Most neonatal units in Europe lack this expertise and have to rely on clinical judgement alone to diagnose seizures, which is known to be inaccurate. ’It was therefore imperative to develop a seizure-detection system that was simple to operate, easy to interpret and that provided reliable, accurate information,’ said Dr Gordon Lightbody of the Department of Electrical and Electronic Engineering.
Through SFI and Wellcome Trust funding, the team first developed a signal-processing system that could analyse the data from an EEG to help medical staff identify seizures in newborn babies without the need for an expert to interpret the results.
UCC’s Dr Liam Marnane and his team then developed the technology further for adult seizure detection through an SFI Strategic Research Cluster grant. This allowed the group to develop an ambulatory system that allows patients suspected of epilepsy to be monitored in their own home.
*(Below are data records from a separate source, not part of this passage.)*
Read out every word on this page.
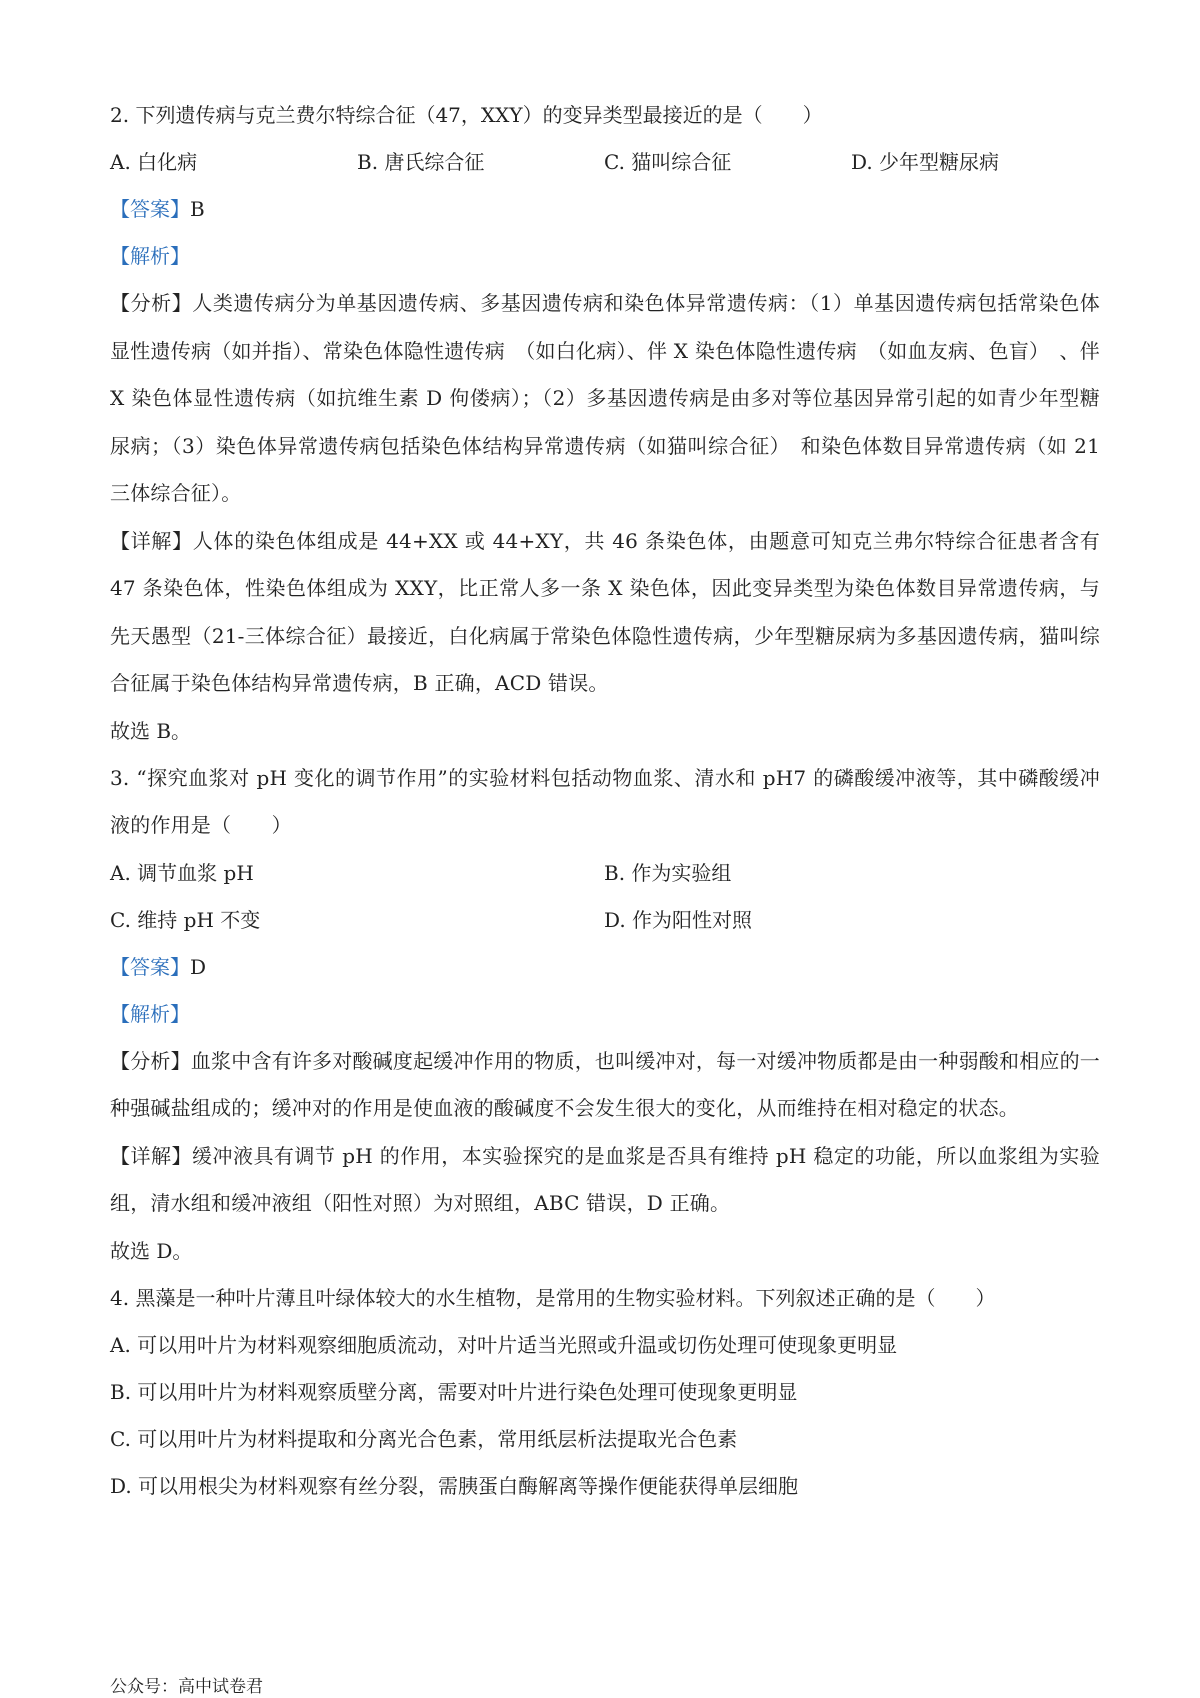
2. 下列遗传病与克兰费尔特综合征（47，XXY）的变异类型最接近的是（　　）

A. 白化病	B. 唐氏综合征	C. 猫叫综合征	D. 少年型糖尿病

【答案】B

【解析】

【分析】人类遗传病分为单基因遗传病、多基因遗传病和染色体异常遗传病：（1）单基因遗传病包括常染色体显性遗传病（如并指）、常染色体隐性遗传病　（如白化病）、伴 X 染色体隐性遗传病　（如血友病、色盲）　、伴 X 染色体显性遗传病（如抗维生素 D 佝偻病）；（2）多基因遗传病是由多对等位基因异常引起的如青少年型糖尿病；（3）染色体异常遗传病包括染色体结构异常遗传病（如猫叫综合征）　和染色体数目异常遗传病（如 21 三体综合征）。

【详解】人体的染色体组成是 44+XX 或 44+XY，共 46 条染色体，由题意可知克兰弗尔特综合征患者含有 47 条染色体，性染色体组成为 XXY，比正常人多一条 X 染色体，因此变异类型为染色体数目异常遗传病，与先天愚型（21-三体综合征）最接近，白化病属于常染色体隐性遗传病，少年型糖尿病为多基因遗传病，猫叫综合征属于染色体结构异常遗传病，B 正确，ACD 错误。

故选 B。

3. “探究血浆对 pH 变化的调节作用”的实验材料包括动物血浆、清水和 pH7 的磷酸缓冲液等，其中磷酸缓冲液的作用是（　　）

A. 调节血浆 pH	B. 作为实验组
C. 维持 pH 不变	D. 作为阳性对照

【答案】D

【解析】

【分析】血浆中含有许多对酸碱度起缓冲作用的物质，也叫缓冲对，每一对缓冲物质都是由一种弱酸和相应的一种强碱盐组成的；缓冲对的作用是使血液的酸碱度不会发生很大的变化，从而维持在相对稳定的状态。

【详解】缓冲液具有调节 pH 的作用，本实验探究的是血浆是否具有维持 pH 稳定的功能，所以血浆组为实验组，清水组和缓冲液组（阳性对照）为对照组，ABC 错误，D 正确。

故选 D。

4. 黑藻是一种叶片薄且叶绿体较大的水生植物，是常用的生物实验材料。下列叙述正确的是（　　）

A. 可以用叶片为材料观察细胞质流动，对叶片适当光照或升温或切伤处理可使现象更明显

B. 可以用叶片为材料观察质壁分离，需要对叶片进行染色处理可使现象更明显

C. 可以用叶片为材料提取和分离光合色素，常用纸层析法提取光合色素

D. 可以用根尖为材料观察有丝分裂，需胰蛋白酶解离等操作便能获得单层细胞

公众号：高中试卷君
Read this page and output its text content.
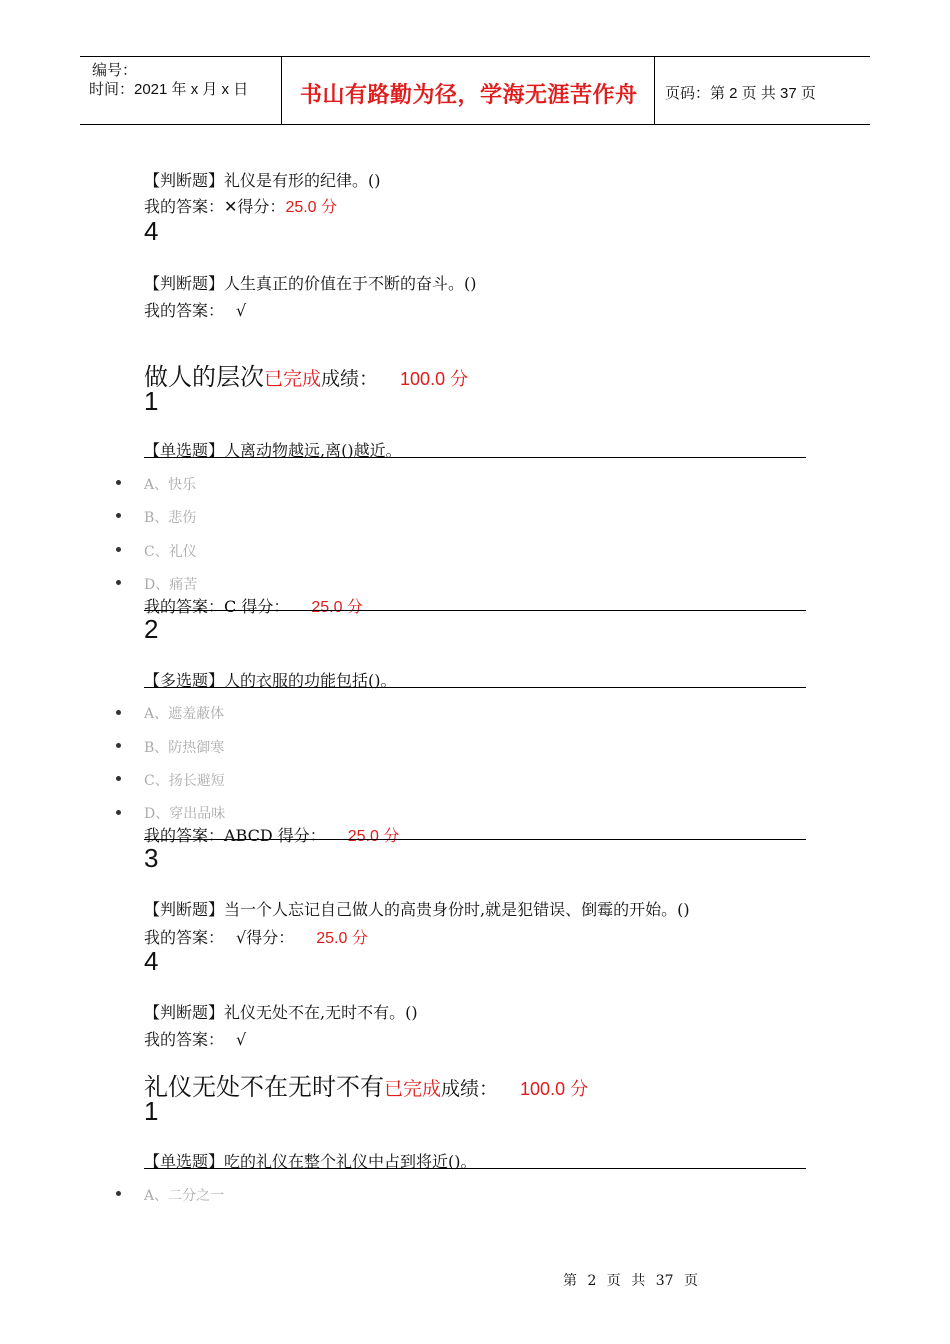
编号：
时间：2021 年 x 月 x 日 书山有路勤为径，学海无涯苦作舟 页码：第 2 页 共 37 页
【判断题】礼仪是有形的纪律。()
我的答案：✕得分：25.0 分
4
【判断题】人生真正的价值在于不断的奋斗。()
我的答案： √
做人的层次已完成成绩： 100.0 分
1
【单选题】人离动物越远,离()越近。
A、快乐
B、悲伤
C、礼仪
D、痛苦
我的答案：C 得分： 25.0 分
2
【多选题】人的衣服的功能包括()。
A、遮羞蔽体
B、防热御寒
C、扬长避短
D、穿出品味
我的答案：ABCD 得分： 25.0 分
3
【判断题】当一个人忘记自己做人的高贵身份时,就是犯错误、倒霉的开始。()
我的答案： √得分： 25.0 分
4
【判断题】礼仪无处不在,无时不有。()
我的答案： √
礼仪无处不在无时不有已完成成绩： 100.0 分
1
【单选题】吃的礼仪在整个礼仪中占到将近()。
A、二分之一
第 2 页 共 37 页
’Early detection of seizures will allow prompt and effective treatment and should translate into better long-term neurological outcome for the smallest and most vulnerable members of the population,’ said Dr Geraldine Boylan, School of Medicine at UCC.
Seizures are more common in the neonatal period than during any other time throughout life. The incidence of seizures in babies born at full term (40 weeks) is 1.5-3.0 per 1,000 births and the incidence is even higher in premature babies, ranging from 50 to 150 per 1,000 live births.
’These figures are probably inaccurate as they only include the seizures that can be observed,’ said Dr Boylan.
The EEG Seizure Detection system was a collaboration between UCC’s Department of Electrical and Electronic Engineering and the School of Medicine, involving Dr Stephen Faul, Dr Andrey Temko, Dr Liam Marnane, Dr Gordon Lightbody and Dr Geraldine Boylan.